30mlの水に対し、ハッカ油を1滴から5滴まで滴下した虫除けスプレーをそれぞれ用意し、噴霧し静止した状態で30分間虫除け効果を比較実験した。
結論から述べると1滴、2滴では効果はほとんど感じられず、3滴目から明らかに変化が見られた。筆者の両腕を用いて噴霧あり・なしの比較をしたが1、2滴では両腕ともに蚊にたかられた。
だが、3滴からは噴霧した腕に蚊はなかなか飛来せず、その時間はハッカ油の濃度が増すごとに伸びた。このことから静止状態で虫除けとして利用する場合には3滴から5滴、あるいはそれ以上が実用的であると感じた。
●ハッカ油虫除けスプレーの効果実験(移動中)
静止状態での実験では、ハッカ油5滴を入れたスプレーを噴霧した腕にも約15分後には蚊が飛来した。だが、登山している時に30分間も一か所に座り続けている状況は長めの休憩、もしくはテントの設営を終えゆっくりしている時間ぐらいではないか。
そこで、行動中を想定して効果を検証してみた。
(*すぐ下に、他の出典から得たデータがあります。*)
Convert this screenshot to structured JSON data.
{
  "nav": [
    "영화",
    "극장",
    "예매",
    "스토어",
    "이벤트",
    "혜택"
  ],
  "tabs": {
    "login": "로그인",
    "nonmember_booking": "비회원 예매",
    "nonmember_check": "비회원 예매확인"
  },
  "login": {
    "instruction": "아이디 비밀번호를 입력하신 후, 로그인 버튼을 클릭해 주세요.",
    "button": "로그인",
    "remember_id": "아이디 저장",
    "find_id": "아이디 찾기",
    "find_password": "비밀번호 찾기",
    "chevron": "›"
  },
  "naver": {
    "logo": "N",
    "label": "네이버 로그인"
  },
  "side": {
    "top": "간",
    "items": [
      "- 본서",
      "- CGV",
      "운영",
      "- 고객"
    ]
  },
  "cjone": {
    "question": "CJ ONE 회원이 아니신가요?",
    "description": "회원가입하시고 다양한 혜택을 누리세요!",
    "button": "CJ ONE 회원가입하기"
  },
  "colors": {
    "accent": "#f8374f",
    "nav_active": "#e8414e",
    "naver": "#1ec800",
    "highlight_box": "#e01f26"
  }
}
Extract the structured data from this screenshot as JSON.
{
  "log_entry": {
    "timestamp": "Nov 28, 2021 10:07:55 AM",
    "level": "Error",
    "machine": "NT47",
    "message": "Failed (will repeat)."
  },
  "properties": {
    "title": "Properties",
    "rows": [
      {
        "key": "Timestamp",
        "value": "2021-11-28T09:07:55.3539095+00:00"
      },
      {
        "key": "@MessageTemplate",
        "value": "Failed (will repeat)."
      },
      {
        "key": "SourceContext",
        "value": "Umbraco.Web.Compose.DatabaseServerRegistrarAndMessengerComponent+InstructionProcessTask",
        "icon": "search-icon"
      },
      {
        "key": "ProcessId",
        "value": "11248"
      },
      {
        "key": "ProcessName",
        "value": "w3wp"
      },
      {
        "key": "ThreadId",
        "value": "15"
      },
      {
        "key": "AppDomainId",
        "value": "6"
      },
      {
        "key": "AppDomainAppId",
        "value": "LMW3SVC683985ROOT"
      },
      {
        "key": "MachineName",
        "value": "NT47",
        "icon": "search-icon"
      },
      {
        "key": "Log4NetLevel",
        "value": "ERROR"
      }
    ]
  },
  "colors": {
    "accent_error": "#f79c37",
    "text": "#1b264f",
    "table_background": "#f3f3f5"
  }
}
方法はいたって簡単で、ゆっくり歩き回るだけだ。
結果としては、虫除け効果は静止状態での実験に追従する結果となったのだが、蚊が飛来するまでの時間が延び、まとわりつかれ難くなった。
1、2滴では目覚ましい結果は得られなかったが、それでも静止している状態よりも明らかに蚊が飛来する時間は延びた。これは蚊の対処方法として「その場を立ち去る」というものが有効であることも関係があるだろうが、行動中の清涼感と虫除け効果をある程度担保する結果となった。